If He want to do something however, he should deal with the IMF, the world bank, the WTO, these imperial organizations are the one bringing the economies of the third world countries including African and South American down.
The aids pandemic and Malaria infections have become the American foreign policies towards Africa. If there are successes in those fronts well and good, but those have never been the daily concerns of ordinary Africans. The daily concerns are jobs, land and better way of living and those are being offered partly by the direct foreign investments, not only from china but also from other middle income countries including the Arabic and North African countries.
The advice I would give Americans is that stop being too simplistic with the world view, because others also are reading and having a take and an opinion in their life and what concerns them.
Greg,
You are correct on the incorrect use of Afrikaners, which applies to whites in South Africa of European descent who speak Afrikaans. We should have said Africans. Thanks for pointing out the error.

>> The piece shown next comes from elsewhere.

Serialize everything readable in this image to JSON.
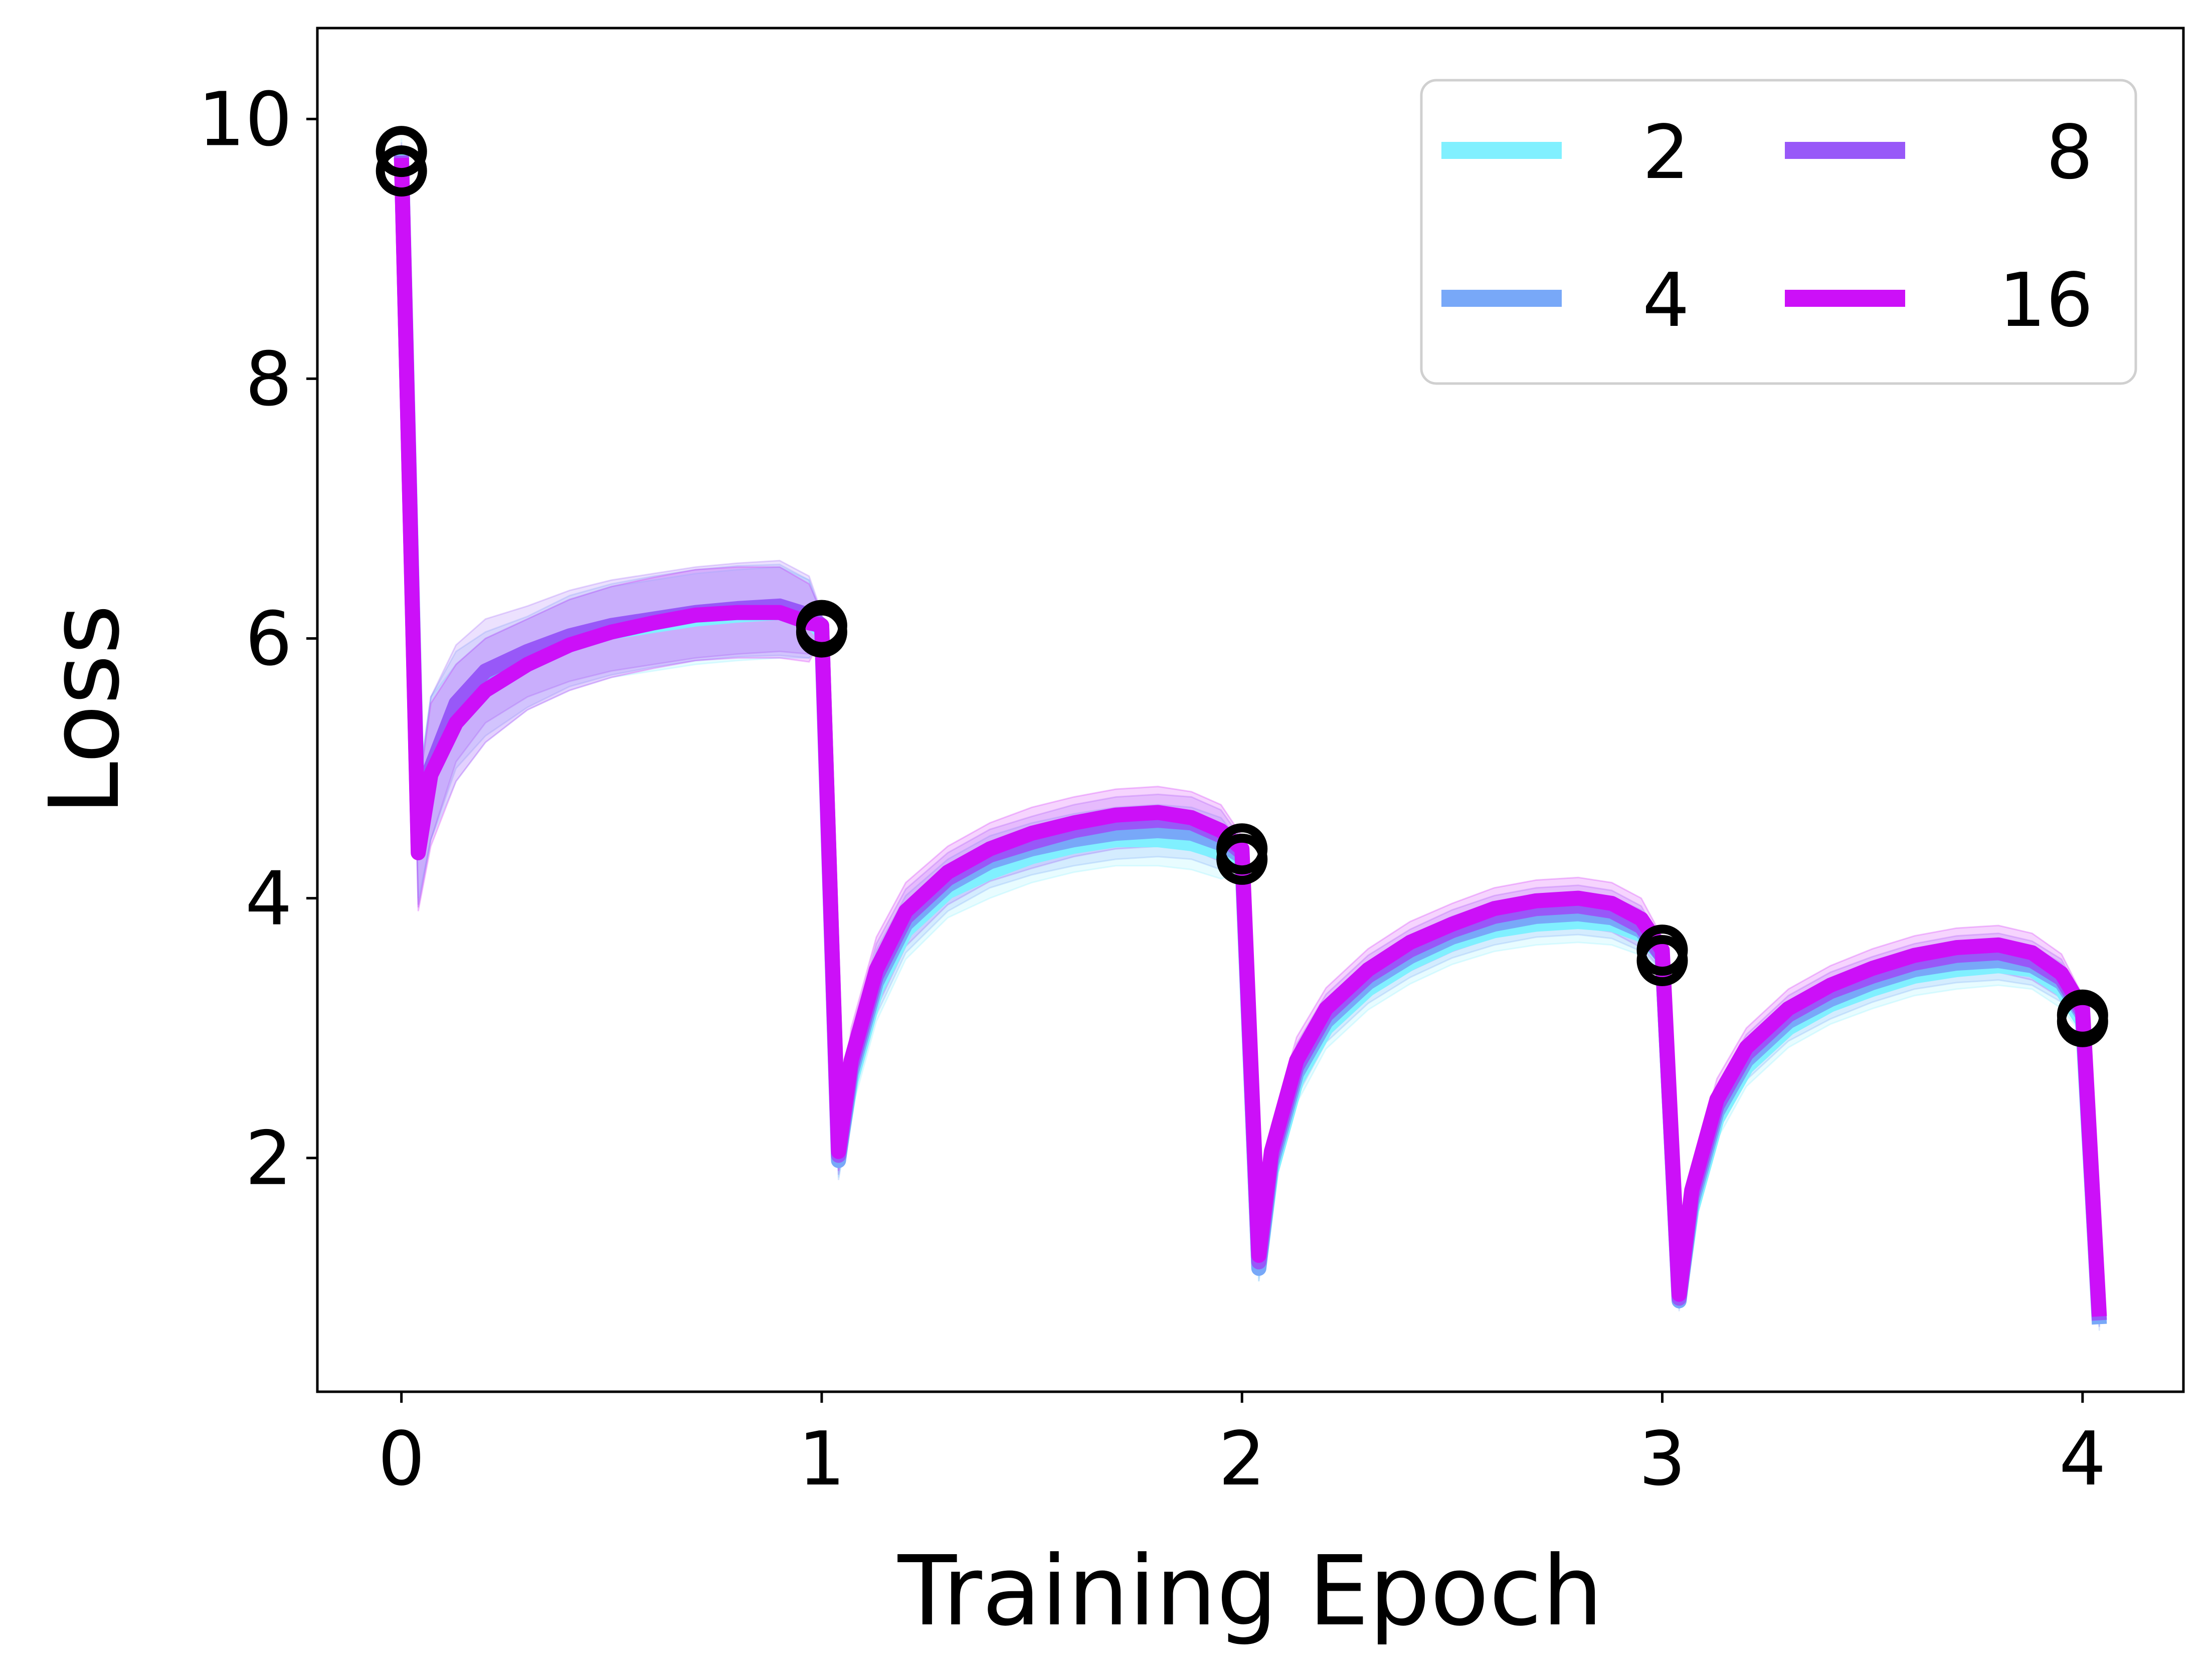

As far as the reference to Africa as the “Dark Continent,“ there are many who think it still applies despite its archaic roots.
Though Africa is mapped, as you say, much of the continent still lacks electricity rendering it literally ‘dark’ at night and, I would argue, that because of the present conditions there, some of which you cite, there’s a metaphoric darkness that remains even as national boundaries have been defined. There are no “journalistic jollies” for us any rate.
Our point here is that China is continuing the history of exploitation that forever has shaped Africa. The West has played an enormous part in this, but also has engaged in some humanitarian efforts and has opposed—admittedly, primarily with words rather than real action—the horrific abuses of the African people.
China, meanwhile, has actively engaged in a policy of looking the other way while feeding corrupt governments the money to sustain their bloody rule.
None of this takes away from the valid points you make. As China is investing in Africa coveting natural resources, American corporations are investing in China coveting cheap labor. In the process, we are steadily losing our capacity to produce while helping a mortal enemy build wealth.
Undoubtedly, our failures have helped drive Africa’s willingness to welcome China. America and the West’s “positive support” is indeed badly tainted.
We share your hope that Obama will help ‘America win the hearts of African nations.‘ Whether that will or can translate to real action—his attention is likely to be elsewhere—is another question.
It is always a matter of concern when we have competition for natural resources that we need. This particular situation is largely self-inflicted. As our short-sighted CEO’s ship American jobs, American manufacturing technology and American dollars to the Chinese, they are also arming a potentially dominating enemy. The acquisition of natural resources is a logical first step for them to become a power that may replace the United States in short order.
I must say that the editorial’s comment about foreign workers taking jobs that AFRIKANERS covet indicates to me that you don’t know who the afrikaners are.
While anachronistic terms like “the Dark Continent” may give you journalistic jollies, it has lost its meaning since Africa has been fully mapped for so many years.
In addition to our funding of China, our failure to maintain the moral high-ground with respect to Africa is likely to make that continent much more likely to seek another suitor. Staying silent in the face of genocide, refusing to allow impoverished nations to manufacture generic AIDS drugs at a more realistic price for the patients, and other shortfalls taint all of the positive American support of African nations.
We need to be more aware of the image that we engender in such areas of the world. Electing President Obama is a fantastic first step, and I expect many more to come. In the end, America may yet win the hearts of African nations and those in many other parts of the world.